Active Standard ASTM E1268 | Developed by Subcommittee: E04.14
Book of Standards Volume: 03.01
Historical (view previous versions of standard)
Significance and Use
This practice is used to assess the nature and extent of banding or orientation of microstructures of metals and other materials where deformation and processing produce a banded or oriented condition.
Banded or oriented microstructures can arise in single phase, two phase or multiphase metals and materials. The appearance of the orientation or banding is influenced by processing factors such as the solidification rate, the extent of segregation, the degree of hot or cold working, the nature of the deformation process used, the heat treatments, and so forth.

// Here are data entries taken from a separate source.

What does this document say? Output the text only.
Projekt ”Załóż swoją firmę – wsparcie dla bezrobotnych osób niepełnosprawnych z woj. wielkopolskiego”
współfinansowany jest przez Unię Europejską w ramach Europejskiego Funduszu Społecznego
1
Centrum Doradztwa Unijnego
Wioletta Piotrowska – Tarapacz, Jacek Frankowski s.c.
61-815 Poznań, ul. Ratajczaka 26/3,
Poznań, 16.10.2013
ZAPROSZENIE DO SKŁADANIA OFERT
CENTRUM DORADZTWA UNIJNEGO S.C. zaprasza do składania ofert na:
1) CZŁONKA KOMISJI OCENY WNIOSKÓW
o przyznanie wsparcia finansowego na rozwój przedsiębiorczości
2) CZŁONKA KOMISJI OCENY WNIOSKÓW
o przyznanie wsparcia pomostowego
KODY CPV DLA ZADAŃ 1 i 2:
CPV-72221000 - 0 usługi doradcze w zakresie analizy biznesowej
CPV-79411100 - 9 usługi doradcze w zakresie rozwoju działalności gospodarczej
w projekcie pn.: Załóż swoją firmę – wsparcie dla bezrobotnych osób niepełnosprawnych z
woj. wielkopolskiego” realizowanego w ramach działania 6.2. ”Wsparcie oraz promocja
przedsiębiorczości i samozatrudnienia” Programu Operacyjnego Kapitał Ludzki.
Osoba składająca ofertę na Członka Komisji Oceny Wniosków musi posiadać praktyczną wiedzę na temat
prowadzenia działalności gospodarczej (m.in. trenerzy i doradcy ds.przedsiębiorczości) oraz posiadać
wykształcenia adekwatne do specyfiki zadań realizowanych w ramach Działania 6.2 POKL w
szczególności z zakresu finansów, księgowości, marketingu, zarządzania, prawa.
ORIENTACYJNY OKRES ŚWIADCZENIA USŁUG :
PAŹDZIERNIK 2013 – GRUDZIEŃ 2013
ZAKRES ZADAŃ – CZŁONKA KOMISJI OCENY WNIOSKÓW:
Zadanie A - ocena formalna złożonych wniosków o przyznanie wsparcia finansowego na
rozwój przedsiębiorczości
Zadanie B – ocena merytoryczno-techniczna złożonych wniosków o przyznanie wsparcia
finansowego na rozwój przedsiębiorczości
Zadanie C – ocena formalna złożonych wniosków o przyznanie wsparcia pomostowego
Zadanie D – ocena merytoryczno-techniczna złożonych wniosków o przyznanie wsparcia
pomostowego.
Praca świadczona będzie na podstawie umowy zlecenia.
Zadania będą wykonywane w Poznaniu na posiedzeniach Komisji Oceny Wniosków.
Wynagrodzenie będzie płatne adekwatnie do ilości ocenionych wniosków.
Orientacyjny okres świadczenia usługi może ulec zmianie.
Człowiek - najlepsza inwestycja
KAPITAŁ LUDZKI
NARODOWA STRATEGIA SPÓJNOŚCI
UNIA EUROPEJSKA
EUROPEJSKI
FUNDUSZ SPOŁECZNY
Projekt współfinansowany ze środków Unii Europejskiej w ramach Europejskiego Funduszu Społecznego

Microstructural banding or orientation influence the uniformity of mechanical properties determined in various test directions with respect to the deformation direction.
The stereological methods can be applied to measure the nature and extent of microstructural banding or orientation for any metal or material. The microindentation hardness test procedure should only be used to determine the difference in hardness in banded heat-treated metals, chiefly steels.
Isolated segregation may also be present in an otherwise reasonably homogeneous microstructure. Stereological methods are not suitable for measuring individual features, instead use standard measurement procedures to define the feature size. The microindentation hardness method may be used for such structures.
Results from these test methods may be used to qualify material for shipment in accordance with guidelines agreed upon between purchaser and manufacturer, for comparison of different manufacturing processes or process variations, or to provide data for structure-property-behavior studies.
1.1 This practice describes a procedure to qualitatively describe the nature of banded or oriented microstructures based on the morphological appearance of the microstructure.
1.2 This practice describes stereological procedures for quantitative measurement of the degree of microstructural banding or orientation.
Note 1— Although stereological measurement methods are used to assess the degree of banding or alignment, the measurements are only made on planes parallel to the deformation direction (that is, a longitudinal plane) and the three-dimensional characteristics of the banding or alignment are not evaluated.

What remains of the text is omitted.